The effort has united two groups that are often, though not always, on opposite ends of the agenda spectrum – landlords (most notably, REBNY) and affordable housing/tenant advocates.
Landlords are upset that they’re losing money to people renting out multiple units and also footing the bill for fines, since the practice is, officially speaking, illegal in NYC, and the onus is on the property owner, not the individual doing the renting.
Housing advocates, meanwhile, are upset that potentially affordable apartments are being tied up in the illegal hotel trade.
Also in the mix is the Hotel Trades Council, which obviously doesn’t like the undercutting of business for the facilities that employ its members.

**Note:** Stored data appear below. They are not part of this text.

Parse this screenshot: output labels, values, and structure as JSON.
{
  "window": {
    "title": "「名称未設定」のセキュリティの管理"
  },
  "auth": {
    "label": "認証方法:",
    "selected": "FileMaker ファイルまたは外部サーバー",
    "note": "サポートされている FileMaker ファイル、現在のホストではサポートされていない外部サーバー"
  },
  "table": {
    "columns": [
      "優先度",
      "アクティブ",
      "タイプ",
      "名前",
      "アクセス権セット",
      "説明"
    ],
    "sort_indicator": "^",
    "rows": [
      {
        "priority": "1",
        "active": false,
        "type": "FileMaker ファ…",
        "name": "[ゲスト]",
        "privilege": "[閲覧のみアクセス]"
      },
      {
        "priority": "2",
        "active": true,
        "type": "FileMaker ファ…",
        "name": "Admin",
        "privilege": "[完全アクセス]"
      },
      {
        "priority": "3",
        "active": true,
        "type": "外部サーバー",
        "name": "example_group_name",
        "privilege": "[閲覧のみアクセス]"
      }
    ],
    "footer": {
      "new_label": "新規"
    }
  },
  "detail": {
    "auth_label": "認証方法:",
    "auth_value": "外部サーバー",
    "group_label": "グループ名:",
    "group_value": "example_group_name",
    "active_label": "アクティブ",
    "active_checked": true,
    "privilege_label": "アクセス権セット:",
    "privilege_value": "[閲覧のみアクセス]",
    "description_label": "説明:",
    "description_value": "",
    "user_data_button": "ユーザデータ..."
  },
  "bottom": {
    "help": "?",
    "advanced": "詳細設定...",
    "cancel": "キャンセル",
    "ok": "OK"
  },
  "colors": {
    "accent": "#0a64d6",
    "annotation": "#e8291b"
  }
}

The campaign against Airbnb has also united Assembly Democrats and Senate Republicans from NYC. (Note that since this is an election year – and yet another critical battle for control of the Senate, Democrats and Republicans alike are particularly interested in keeping their constituencies happy, whether that means REBNY for the Senate GOP or HTC for the Assembly Democrats).
Sen. Andrew Lanza, a Staten Island Republican; and Assemblywoman Linda Rosenthal, a Manhattan Democrat, are sponsoring a new bill in their respective houses that would make New York the first state in the nation to ban the online advertising of illegal hotels.
A source familiar with the new measure said the idea is to give law enforcement a stronger tool with which to catch people in the act of breaking the law regarding illegal rentals in NYC – something that currently very difficult to do.
“This legislation targets series illegal hotel kingpins who advertise and rent out multiple units by providing enforcement entities with strong new tools to crack down on egregious law breaking,” Rosenthal said in a statement provided to CapTon by the Share Better Coalition.
REBNY President John Banks said his organization has “major concerns” about the illegal short-term rental of apartments, noting the practice is not only illegal, but also creates safety concerns and quality-of-life issues.
“We support the enactment and enforcement of laws that work to minimize illegal short-term rentals and ensure that the appropriate party is held responsible when a violation of law does occur,” Banks said.”
Photo Ramfis Baez
More than 500 Share Better Coalition members are expected in Albany today. They will be holding a rally at 11 a.m. at the Million Dollar Staircase, and are expected to meet with some 40 state lawmakers throughout the day to make the case for the Rosenthal/Lanza bill.
This comes amid a not particularly positive news cycle for Airbnb, which is under fire for failing to provide accurate data on its listings. The company has consistently insisted that the majority of its users are “everyday” people who are looking to make a little extra cash by renting out a single room or apartment for a very short period of time.
State law bans apartment rental for fewer than 30 days unless the permanent occupant is present. But it stands to reason that anyone who is offering multiple listings for rent on Airbnb cannot be in two – or more – places at once.